Oliver returned to the helicopter and sat beside Diana. He spent the next three hours trying not to think about his message. Amber might see his message right away if she was at her computer or had her phone nearby, but if she was asleep or busy it might be hours before she saw it. Even if she did read it immediately, there wasn’t much that she could do. Oliver’s Twitter was intended primarily as a means of keeping his closest friends updated on his general location in the event he disappeared for days on end, and as a high speed, low bandwidth secure communications network to share updates with clients. The best he could hope for was that Amber would forward the message to his father, who might be able to get the Senator to back off. 

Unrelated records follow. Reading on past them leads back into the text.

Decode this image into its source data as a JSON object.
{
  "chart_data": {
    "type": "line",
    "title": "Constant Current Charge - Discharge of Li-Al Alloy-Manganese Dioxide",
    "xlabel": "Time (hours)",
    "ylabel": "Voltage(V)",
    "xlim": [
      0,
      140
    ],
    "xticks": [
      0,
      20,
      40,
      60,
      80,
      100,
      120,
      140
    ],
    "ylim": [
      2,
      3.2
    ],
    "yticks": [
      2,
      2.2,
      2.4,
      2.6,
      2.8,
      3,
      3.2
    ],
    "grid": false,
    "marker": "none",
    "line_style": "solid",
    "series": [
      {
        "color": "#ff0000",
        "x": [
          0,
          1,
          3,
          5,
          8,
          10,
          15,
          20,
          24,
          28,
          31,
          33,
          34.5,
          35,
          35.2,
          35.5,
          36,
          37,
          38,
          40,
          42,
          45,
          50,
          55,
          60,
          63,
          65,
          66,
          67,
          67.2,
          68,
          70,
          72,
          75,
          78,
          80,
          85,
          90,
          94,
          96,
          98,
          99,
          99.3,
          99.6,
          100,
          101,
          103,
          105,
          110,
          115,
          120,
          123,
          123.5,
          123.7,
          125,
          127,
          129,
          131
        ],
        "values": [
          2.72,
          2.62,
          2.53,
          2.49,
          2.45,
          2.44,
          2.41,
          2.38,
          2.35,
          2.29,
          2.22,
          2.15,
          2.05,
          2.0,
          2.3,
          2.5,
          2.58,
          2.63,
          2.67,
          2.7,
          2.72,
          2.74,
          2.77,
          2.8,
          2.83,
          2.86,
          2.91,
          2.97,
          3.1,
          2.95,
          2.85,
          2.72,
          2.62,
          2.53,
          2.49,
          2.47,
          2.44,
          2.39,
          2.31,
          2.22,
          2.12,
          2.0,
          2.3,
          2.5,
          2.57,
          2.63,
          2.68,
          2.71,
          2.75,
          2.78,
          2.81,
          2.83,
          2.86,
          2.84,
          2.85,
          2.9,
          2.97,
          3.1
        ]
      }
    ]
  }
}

The more Oliver thought about it, he considered that sending the message might have put them in deeper danger. Even if his father managed to contact Senator Wheeler and convince him to stop applying pressure to Leonidas Security, they might decide to cut their losses by ordering Kyle and Frank to kill him and Diana. Even if the company didn’t give the order, it was clear now that Kyle and his team had been working for themselves for a while.

But there was no point in fretting over the situation. Oliver had sent the message and, at the least, Amber would know who to go after if she got the urge to avenge his death.